There’s the clank of a cash register. A jangle of coins. A tearing of till receipts. A loping bassline, built on just eight notes. And finally, David Gilmour’s opening gambit (‘Money! Get away…’). So begins Pink Floyd’s first true international signature tune and their ticket to the stadium league.
Nobody could have predicted those impending plaudits when Roger Waters arrived at Abbey Road in June 1972 with the bones of the song: an awkward 7/4 composition that tested both Nick Mason and guesting tenor saxophonist Dick Parry.
“It’s Roger’s riff,” noted Gilmour. “Roger came in with the verses and lyrics for Money more or less completed. We made up middle sections, guitar solos and all that stuff. We also invented some new riffs – we created a 4/4 progression for the guitar solo and made the poor saxophone player play in 7/4.”
“Occasionally,” Waters reflected, “I would do things and Dave would say, ‘No, that’s wrong. There should be another beat. That’s only seven’. I’d say, ‘Well, that’s how it is’. A number of my songs have bars of odd length. When you play Money on an acoustic guitar, it’s very much a blues thing.”
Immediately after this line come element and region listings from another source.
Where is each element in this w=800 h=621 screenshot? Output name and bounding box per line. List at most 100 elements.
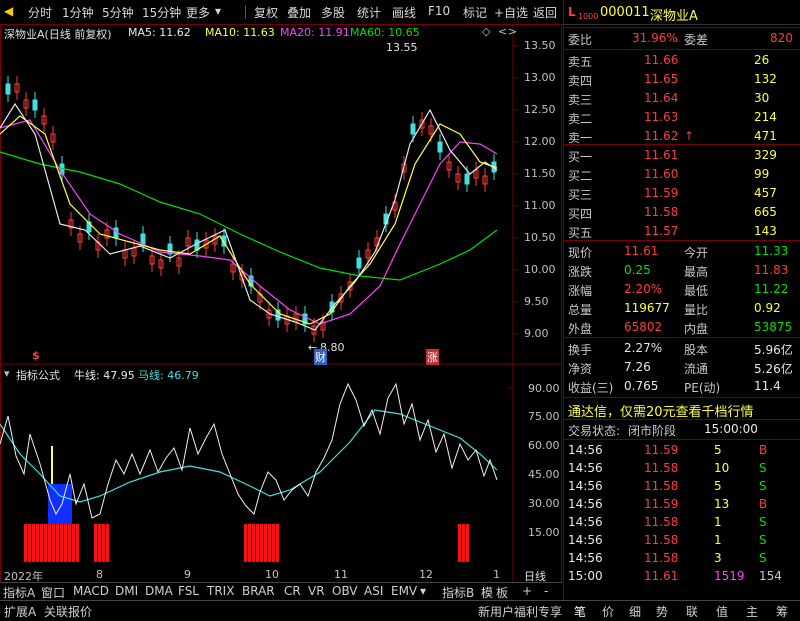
- tab-dmi[interactable]: DMI: [115, 584, 138, 598]
- market-prefix: L: [568, 5, 576, 19]
- event-marker-rise[interactable]: 涨: [426, 349, 439, 365]
- bid-row[interactable]: 买一 11.61 329: [564, 147, 800, 165]
- event-marker-finance[interactable]: 财: [314, 349, 327, 365]
- stat-label: 收益(三): [568, 381, 614, 395]
- tick-time: 14:56: [568, 515, 603, 529]
- button-multi-stock[interactable]: 多股: [321, 4, 345, 21]
- button-draw[interactable]: 画线: [392, 4, 416, 21]
- ask-row[interactable]: 卖五 11.66 26: [564, 52, 800, 70]
- tab-brar[interactable]: BRAR: [242, 584, 275, 598]
- tick-side: S: [759, 461, 767, 475]
- button-return[interactable]: 返回: [533, 4, 557, 21]
- button-stats[interactable]: 统计: [357, 4, 381, 21]
- signal-bar: [256, 524, 259, 562]
- tab-new-user-promo[interactable]: 新用户福利专享: [478, 603, 562, 620]
- chevron-down-icon[interactable]: ▾: [215, 4, 221, 18]
- tab-vr[interactable]: VR: [308, 584, 325, 598]
- tick-row[interactable]: 14:56 11.58 1 S: [564, 514, 800, 532]
- quote-value: 11.83: [754, 263, 789, 277]
- button-overlay[interactable]: 叠加: [287, 4, 311, 21]
- tab-asi[interactable]: ASI: [364, 584, 383, 598]
- tab-indicator-b[interactable]: 指标B: [442, 584, 474, 601]
- tab-trix[interactable]: TRIX: [207, 584, 234, 598]
- tab-jia[interactable]: 价: [602, 603, 614, 620]
- tab-obv[interactable]: OBV: [332, 584, 358, 598]
- signal-bar: [72, 524, 75, 562]
- tab-shi[interactable]: 势: [656, 603, 668, 620]
- tab-window[interactable]: 窗口: [41, 584, 65, 601]
- tab-extend-a[interactable]: 扩展A: [4, 603, 36, 620]
- stock-name: 深物业A: [650, 9, 698, 24]
- tab-fsl[interactable]: FSL: [178, 584, 199, 598]
- button-add-favorite[interactable]: +自选: [494, 4, 528, 21]
- quote-row[interactable]: 涨跌 0.25 最高 11.83: [564, 262, 800, 280]
- bid-row[interactable]: 买四 11.58 665: [564, 204, 800, 222]
- chevron-down-icon[interactable]: ▾: [420, 584, 426, 598]
- quote-label: 内盘: [684, 322, 709, 336]
- zoom-in-button[interactable]: +: [522, 584, 532, 598]
- tab-zhu[interactable]: 主: [746, 603, 758, 620]
- event-marker-dollar[interactable]: $: [32, 349, 40, 362]
- tick-side: S: [759, 479, 767, 493]
- bid-row[interactable]: 买二 11.60 99: [564, 166, 800, 184]
- tab-15min[interactable]: 15分钟: [142, 4, 181, 21]
- tick-side: B: [759, 443, 768, 457]
- tab-chou[interactable]: 筹: [776, 603, 788, 620]
- tab-1min[interactable]: 1分钟: [62, 4, 94, 21]
- ask-row[interactable]: 卖三 11.64 30: [564, 90, 800, 108]
- candle-body: [437, 141, 443, 153]
- ask-row[interactable]: 卖四 11.65 132: [564, 71, 800, 89]
- signal-bar: [458, 524, 461, 562]
- signal-bar: [24, 524, 27, 562]
- stat-value: 11.4: [754, 379, 781, 393]
- tick-row[interactable]: 14:56 11.58 10 S: [564, 460, 800, 478]
- button-f10[interactable]: F10: [428, 4, 450, 18]
- tab-xi[interactable]: 细: [629, 603, 641, 620]
- tab-timeshare[interactable]: 分时: [28, 4, 52, 21]
- tab-template[interactable]: 模: [481, 584, 493, 601]
- promo-row[interactable]: 通达信，仅需20元查看千档行情: [564, 400, 800, 420]
- quote-row[interactable]: 总量 119677 量比 0.92: [564, 300, 800, 318]
- tab-more[interactable]: 更多: [186, 4, 210, 21]
- button-fuquan[interactable]: 复权: [254, 4, 278, 21]
- quote-row[interactable]: 现价 11.61 今开 11.33: [564, 243, 800, 261]
- tab-related-quote[interactable]: 关联报价: [44, 603, 92, 620]
- tick-row[interactable]: 14:56 11.58 3 S: [564, 550, 800, 568]
- tab-indicator-a[interactable]: 指标A: [3, 584, 35, 601]
- diamond-icon[interactable]: ◇: [482, 25, 490, 38]
- tab-macd[interactable]: MACD: [73, 584, 109, 598]
- tick-price: 11.61: [644, 569, 679, 583]
- tab-board[interactable]: 板: [496, 584, 508, 601]
- tab-bi[interactable]: 笔: [574, 603, 586, 620]
- quote-label: 现价: [568, 246, 593, 260]
- back-icon[interactable]: ◀: [4, 4, 13, 18]
- bid-row[interactable]: 买五 11.57 143: [564, 223, 800, 241]
- tick-time: 14:56: [568, 443, 603, 457]
- tab-dma[interactable]: DMA: [145, 584, 173, 598]
- button-mark[interactable]: 标记: [463, 4, 487, 21]
- tab-lian[interactable]: 联: [686, 603, 698, 620]
- tab-5min[interactable]: 5分钟: [102, 4, 134, 21]
- chevron-right-icon[interactable]: >: [508, 25, 517, 38]
- tab-zhi[interactable]: 值: [716, 603, 728, 620]
- zoom-out-button[interactable]: -: [544, 584, 548, 598]
- quote-row[interactable]: 外盘 65802 内盘 53875: [564, 319, 800, 337]
- tab-emv[interactable]: EMV: [391, 584, 417, 598]
- tick-row[interactable]: 14:56 11.58 5 S: [564, 478, 800, 496]
- tick-row[interactable]: 14:56 11.59 5 B: [564, 442, 800, 460]
- chevron-left-icon[interactable]: <: [498, 25, 507, 38]
- ask-row[interactable]: 卖二 11.63 214: [564, 109, 800, 127]
- tick-row[interactable]: 14:56 11.59 13 B: [564, 496, 800, 514]
- stat-row[interactable]: 收益(三) 0.765 PE(动) 11.4: [564, 378, 800, 396]
- tab-cr[interactable]: CR: [284, 584, 301, 598]
- stat-row[interactable]: 净资 7.26 流通 5.26亿: [564, 359, 800, 377]
- tick-row[interactable]: 15:00 11.61 1519 154: [564, 568, 800, 586]
- quote-row[interactable]: 涨幅 2.20% 最低 11.22: [564, 281, 800, 299]
- signal-bar: [102, 524, 105, 562]
- tick-side: B: [759, 497, 768, 511]
- bid-volume: 329: [754, 148, 777, 162]
- stat-row[interactable]: 换手 2.27% 股本 5.96亿: [564, 340, 800, 358]
- promo-text[interactable]: 通达信，仅需20元查看千档行情: [568, 401, 754, 420]
- bid-row[interactable]: 买三 11.59 457: [564, 185, 800, 203]
- tick-row[interactable]: 14:56 11.58 1 S: [564, 532, 800, 550]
For the studio take, Waters would re-record the sound effects that he had originally created in his garden shed by throwing coins into a bowl used by his wife for mixing clay, while Mason drilled holes into old British pennies and threaded them onto strings to create a distinctive metallic chink.
Yet the song’s most dazzling moment came from Gilmour. Though the guitarist would self-deprecatingly refer to Money as “nice white English architecture students getting funky”, there was searing soul in his solo, which adrenalises the song at the three-minute mark then drops its effects for the ‘dry’ section at 3:48.
While Floyd’s management quickly identified Money as a potential “monster hit”, the band members themselves were ambivalent, feeling that the tricky time signature would hold it back, and also envious of Led Zeppelin’s refusal to issue singles or pander to radio.
“We didn’t think anything would happen with Money,” noted Rick Wright. “And suddenly, it just did.”
And how. Released on May 7, 1973 – two months after parent album The Dark Side Of The Moon had topped the Billboard chart – Money climbed to No.13 in the US, announcing Floyd as rock heavyweights and making Waters’s wealth-baiting lyric ring a little hollow. With Money in their locker, the band found themselves harangued at shows across the planet.
“It was quite a shock,” Gilmour said, “to be confronted with people down the front all screaming for us to play Money – when previously our slightly more reverential audiences were sitting in absolute silence waiting to hear the next pin being dropped.
Unusually, Money was re-recorded by Gilmour in 1981 for the Pink Floyd compilation album, A Collection of Great Dance Songs. The band had recently signed to Columbia Records, but Capitol still held the US rights to the original 1973 studio version of The Dark Side of the Moon and flatly refused to license Money to their rival.
To bypass this roadblock, Columbia asked the band to re-record the track from scratch, but Gilmour and Waters weren’t talking, and Mason and Wright weren’t available, so the guitarist re-recorded the song from scratch, playing every part himself apart from the saxophone, which was reprised by Dick Parry.
Gilmour’s new version was as faithful a reproduction as he could manage, although his drums lacked Mason’s swing and the bass felt rather perfunctory compared to Waters’ more swaggering original.
Fifty years on from Money‘s emergence, Waters got his own back, releasing an unexpected new version as part of his Redux re-recording of The Dark Side Of The Moon.
Gone was the original’s lively rhythm, replaced by a slow, brooding acoustic arrangement. Gone was the original’s most iconic instrumentation – Gilmour’s guitar and Parry’s saxophone – replaced by spooky strings and a foreboding piano. Gone was Gilmour’s voice, replaced by a gravelly new vocal from Waters. And the midsection now contained an apocalyptic spoken-word poem.
“The original Dark Side of the Moon feels in some ways like the lament of an elder being on the human condition,” said Waters. “But Dave, Rick, Nick and I were so young when we made it, and when you look at the world around us, clearly the message hasn’t stuck. That’s why I started to consider what the wisdom of an 80-year-old could bring to a reimagined version.”